A liberalização do comércio externo e a conseqüente exposição das mercadorias produzidas
internamente têm levado unidades fabris dos países latino-americanos a encerrar atividades em
segmentos diversos do aparelho produtivo. É importante ressaltar que a situação desvantajosa de
25
empresas e setores está associada à presença de condições desfavoráveis, tanto de ordem sistêmica
como de ordem específica para fazer face ao novo contexto. São ramos industriais inteiros que
podem ser destruídos no bojo desse movimento o qual engendrará um processo de desverticalização do
aparelho industrial, sobretudo em economias que já contavam com alto nível de integração. A
desverticalização do aparelho produtivo implica em redução da demanda por bens produzidos por
setores interligados, em redução da demanda por técnicos e especialistas dos setores os quais
estabelecem intercâmbio de conhecimentos e informações indispensáveis para o processo de geração
de inovações. A perda do esforço de aprendizagem tecnológica empreendido até então fragiliza,
sobremaneira, as economias para fazer face futuramente aos termos de troca.
No Brasil, os setores produtores de bens de capital , de equipamentos elétricos e de
comunicação são exemplos característicos desse processo. Os coeficientes de importação cresceram,
nesses setores, acima da média dos outros setores manufatureiros. Quanto ao primeiro, os dados
mostram uma queda substancial da produção doméstica de 19,6 bilhões de dólares em 1990 para 14,4
bilhões em 1996 enquanto as importações para o mesmo período cresceram em 173,8% ; a participação
da produção nacional na oferta interna vem decrescendo ano a ano: em 80 era 94%, em 90 era 88% e
em 96 estava em 54% com a tendência mantendo-se em 1997 (MICT,1997). É importante ressaltar
que a eficácia e o tamanho do setor de bens de capital constitui dimensão importante para a
competitividade sistêmica na qual podem se apoiar as empresas em suas economias domésticas, na
medida em que esse setor é responsável pela difusão de inovações tecnológicas para o resto do
aparelho produtivo.
No referido país, setores intensivos em recursos naturais, no período 1990-1995, apresentaram
um aumento significativo no coeficiente de exportação tais como madeira, celulose e siderurgia.
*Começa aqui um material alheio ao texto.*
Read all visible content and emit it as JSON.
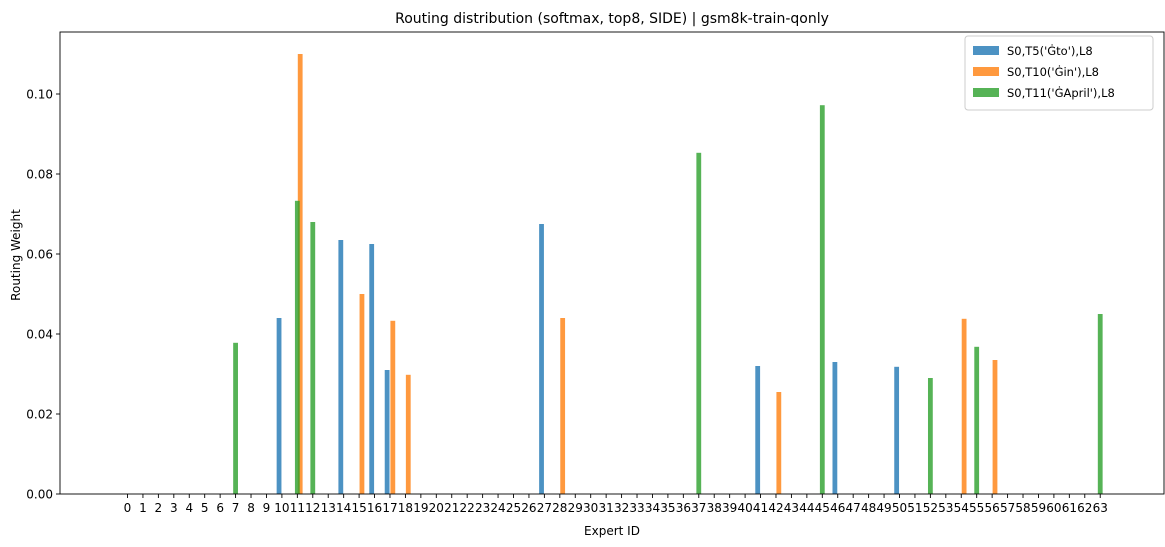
{
  "chart_data": {
    "type": "bar",
    "title": "Routing distribution (softmax, top8, SIDE) | gsm8k-train-qonly",
    "xlabel": "Expert ID",
    "ylabel": "Routing Weight",
    "ylim": [
      0,
      0.1155
    ],
    "yticks": [
      "0.00",
      "0.02",
      "0.04",
      "0.06",
      "0.08",
      "0.10"
    ],
    "categories": [
      "0",
      "1",
      "2",
      "3",
      "4",
      "5",
      "6",
      "7",
      "8",
      "9",
      "10",
      "11",
      "12",
      "13",
      "14",
      "15",
      "16",
      "17",
      "18",
      "19",
      "20",
      "21",
      "22",
      "23",
      "24",
      "25",
      "26",
      "27",
      "28",
      "29",
      "30",
      "31",
      "32",
      "33",
      "34",
      "35",
      "36",
      "37",
      "38",
      "39",
      "40",
      "41",
      "42",
      "43",
      "44",
      "45",
      "46",
      "47",
      "48",
      "49",
      "50",
      "51",
      "52",
      "53",
      "54",
      "55",
      "56",
      "57",
      "58",
      "59",
      "60",
      "61",
      "62",
      "63"
    ],
    "legend_position": "top-right",
    "grid": false,
    "series": [
      {
        "name": "S0,T5('Ġto'),L8",
        "color": "#1f77b4",
        "points": [
          {
            "expert": 10,
            "value": 0.044
          },
          {
            "expert": 14,
            "value": 0.0635
          },
          {
            "expert": 16,
            "value": 0.0625
          },
          {
            "expert": 17,
            "value": 0.031
          },
          {
            "expert": 27,
            "value": 0.0675
          },
          {
            "expert": 41,
            "value": 0.032
          },
          {
            "expert": 46,
            "value": 0.033
          },
          {
            "expert": 50,
            "value": 0.0318
          }
        ]
      },
      {
        "name": "S0,T10('Ġin'),L8",
        "color": "#ff7f0e",
        "points": [
          {
            "expert": 11,
            "value": 0.11
          },
          {
            "expert": 15,
            "value": 0.05
          },
          {
            "expert": 17,
            "value": 0.0433
          },
          {
            "expert": 18,
            "value": 0.0298
          },
          {
            "expert": 28,
            "value": 0.044
          },
          {
            "expert": 42,
            "value": 0.0255
          },
          {
            "expert": 54,
            "value": 0.0438
          },
          {
            "expert": 56,
            "value": 0.0335
          }
        ]
      },
      {
        "name": "S0,T11('ĠApril'),L8",
        "color": "#2ca02c",
        "points": [
          {
            "expert": 7,
            "value": 0.0378
          },
          {
            "expert": 11,
            "value": 0.0733
          },
          {
            "expert": 12,
            "value": 0.068
          },
          {
            "expert": 37,
            "value": 0.0853
          },
          {
            "expert": 45,
            "value": 0.0972
          },
          {
            "expert": 52,
            "value": 0.029
          },
          {
            "expert": 55,
            "value": 0.0368
          },
          {
            "expert": 63,
            "value": 0.045
          }
        ]
      }
    ]
  }
}
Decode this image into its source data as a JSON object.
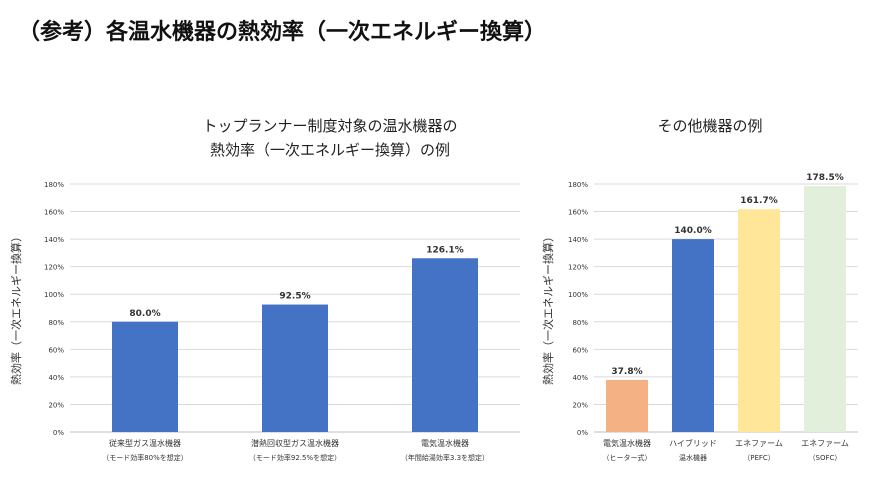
{
  "slide": {
    "title": "（参考）各温水機器の熱効率（一次エネルギー換算）"
  },
  "chart_data": [
    {
      "type": "bar",
      "title_line1": "トップランナー制度対象の温水機器の",
      "title_line2": "熱効率（一次エネルギー換算）の例",
      "ylabel": "熱効率（一次エネルギー換算）",
      "ylim": [
        0,
        180
      ],
      "yticks": [
        "0%",
        "20%",
        "40%",
        "60%",
        "80%",
        "100%",
        "120%",
        "140%",
        "160%",
        "180%"
      ],
      "categories": [
        {
          "line1": "従来型ガス温水機器",
          "line2": "（モード効率80%を想定）"
        },
        {
          "line1": "潜熱回収型ガス温水機器",
          "line2": "（モード効率92.5%を想定）"
        },
        {
          "line1": "電気温水機器",
          "line2": "（年間給湯効率3.3を想定）"
        }
      ],
      "values": [
        80.0,
        92.5,
        126.1
      ],
      "data_labels": [
        "80.0%",
        "92.5%",
        "126.1%"
      ],
      "colors": [
        "#4472C4",
        "#4472C4",
        "#4472C4"
      ],
      "grid": true
    },
    {
      "type": "bar",
      "title_line1": "その他機器の例",
      "title_line2": "",
      "ylabel": "熱効率（一次エネルギー換算）",
      "ylim": [
        0,
        180
      ],
      "yticks": [
        "0%",
        "20%",
        "40%",
        "60%",
        "80%",
        "100%",
        "120%",
        "140%",
        "160%",
        "180%"
      ],
      "categories": [
        {
          "line1": "電気温水機器",
          "line2": "（ヒーター式）"
        },
        {
          "line1": "ハイブリッド",
          "line2": "温水機器"
        },
        {
          "line1": "エネファーム",
          "line2": "（PEFC）"
        },
        {
          "line1": "エネファーム",
          "line2": "（SOFC）"
        }
      ],
      "values": [
        37.8,
        140.0,
        161.7,
        178.5
      ],
      "data_labels": [
        "37.8%",
        "140.0%",
        "161.7%",
        "178.5%"
      ],
      "colors": [
        "#F4B183",
        "#4472C4",
        "#FFE699",
        "#E2EFDA"
      ],
      "grid": true
    }
  ]
}
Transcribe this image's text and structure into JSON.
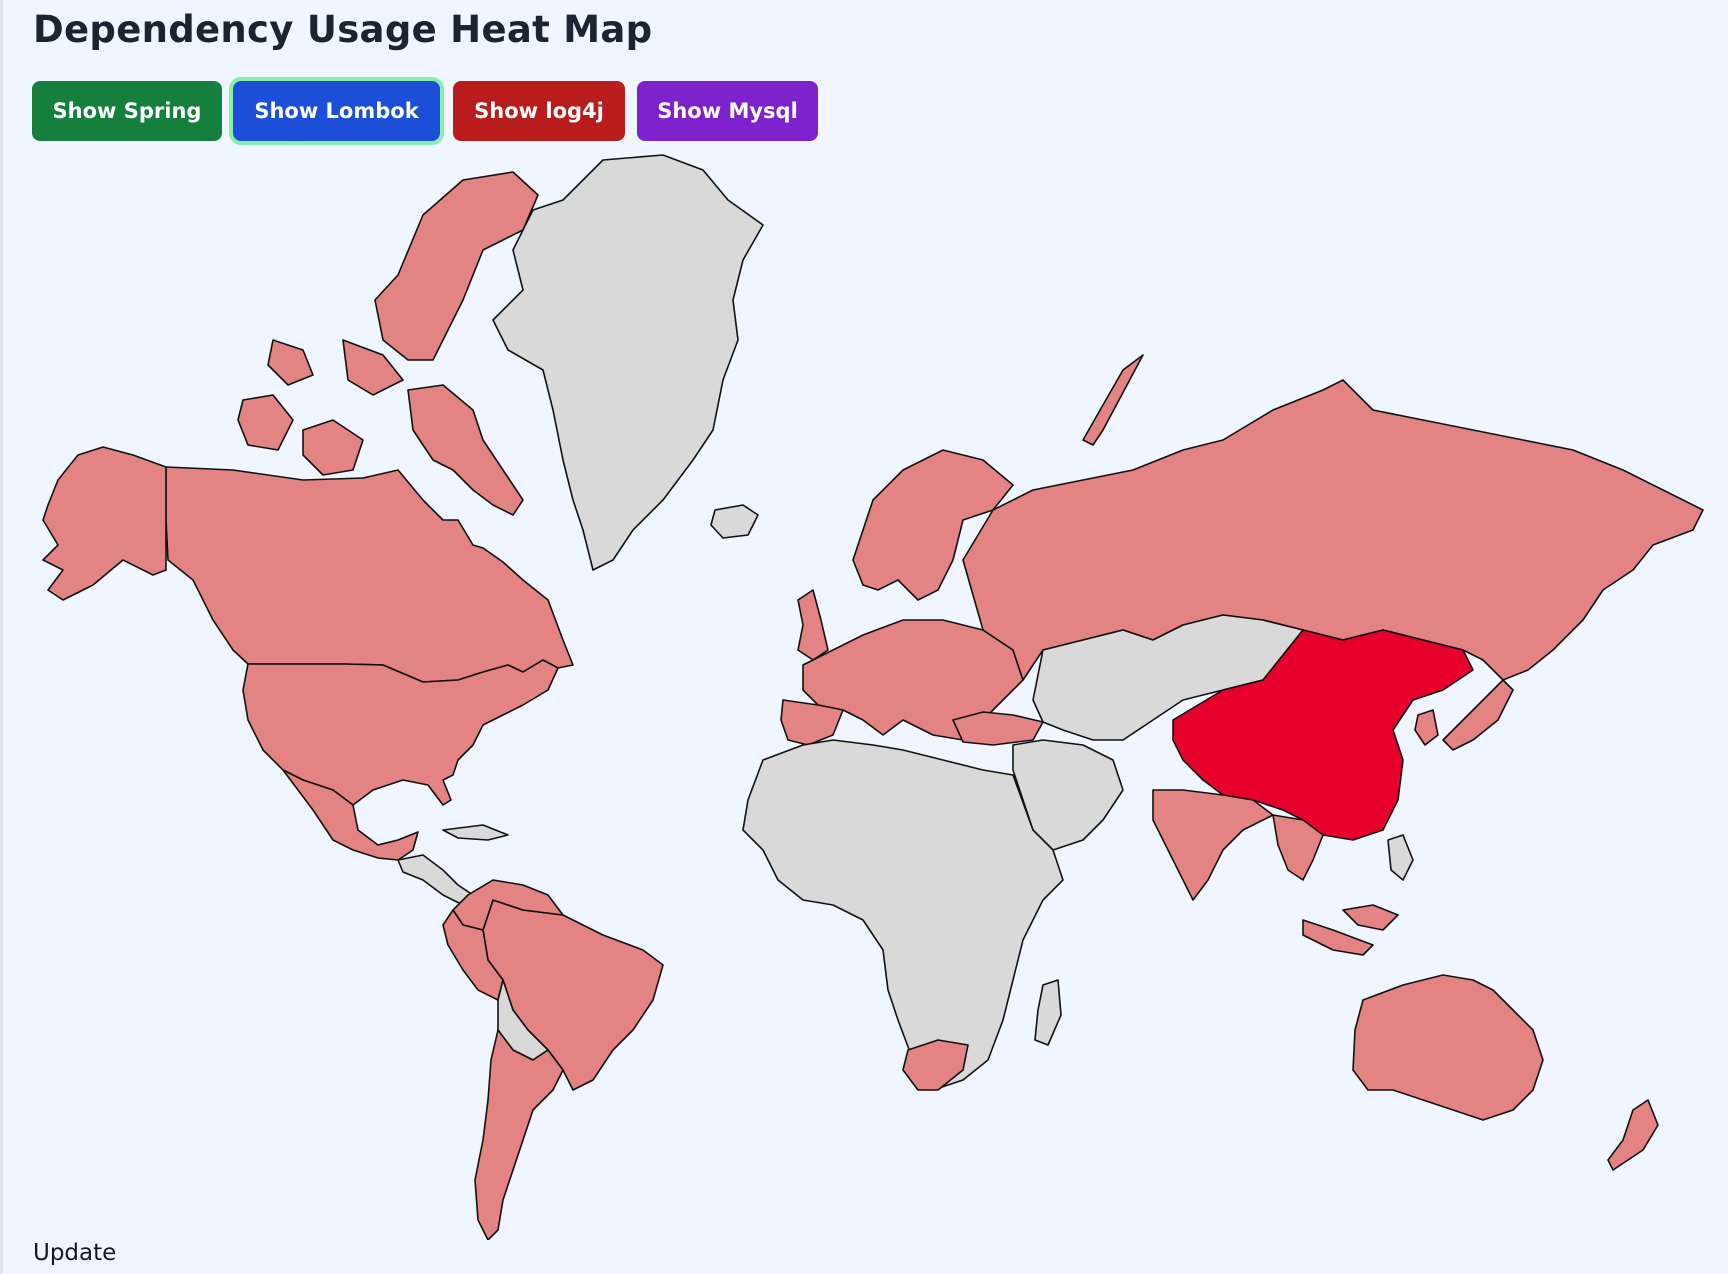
{
  "page": {
    "title": "Dependency Usage Heat Map",
    "footer_label": "Update"
  },
  "buttons": [
    {
      "label": "Show Spring",
      "color": "#15803d"
    },
    {
      "label": "Show Lombok",
      "color": "#1d4ed8",
      "selected": true
    },
    {
      "label": "Show log4j",
      "color": "#b91c1c"
    },
    {
      "label": "Show Mysql",
      "color": "#7e22ce"
    }
  ],
  "map": {
    "selected_dependency": "Lombok",
    "colors": {
      "no_data": "#d9d9d9",
      "low": "#e38383",
      "high": "#e8002d",
      "border": "#111111",
      "background": "#eff6ff"
    }
  }
}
Pode-
se afirmar que tem ocorrido, nessa economia, mercantilização de atividades com maior conteúdo
tecnológico e redirecionamento para atividades de menor conteúdo. Essa mudança na estrutura setorial
das exportações e importações não são desprezíveis para a economia brasileira numa perspectiva de
longo prazo na medida em que o comércio mundial apresenta forte tendência a privilegiar setores
produtores de bens com elevado conteúdo tecnológico.
26
Setores industriais brasileiros, que já praticavam estratégias competitivas internacionais com
visão de longo prazo, ressentem-se muito menos do processo de abertura comercial na medida em que
possuem capacidades financeira, comercial e tecnológica suficientes para participarem do mercado
mundial. Vale lembrar, no entanto, que esses exemplos, tal o setor de papel e celulose , estão longe de
se constituírem regras.
Como vantagem da abertura da economia, para aparelhos produtivos de países como o Brasil,
está a oportunidade de suprimento no mercado externo de insumos industriais a baixo custo e de
melhor qualidade, proporcionando atualização tecnológica - fonte importante de competitividade - aos
produtores domésticos que dela podem beneficiar-se, numa perspectiva de curto/médio prazo.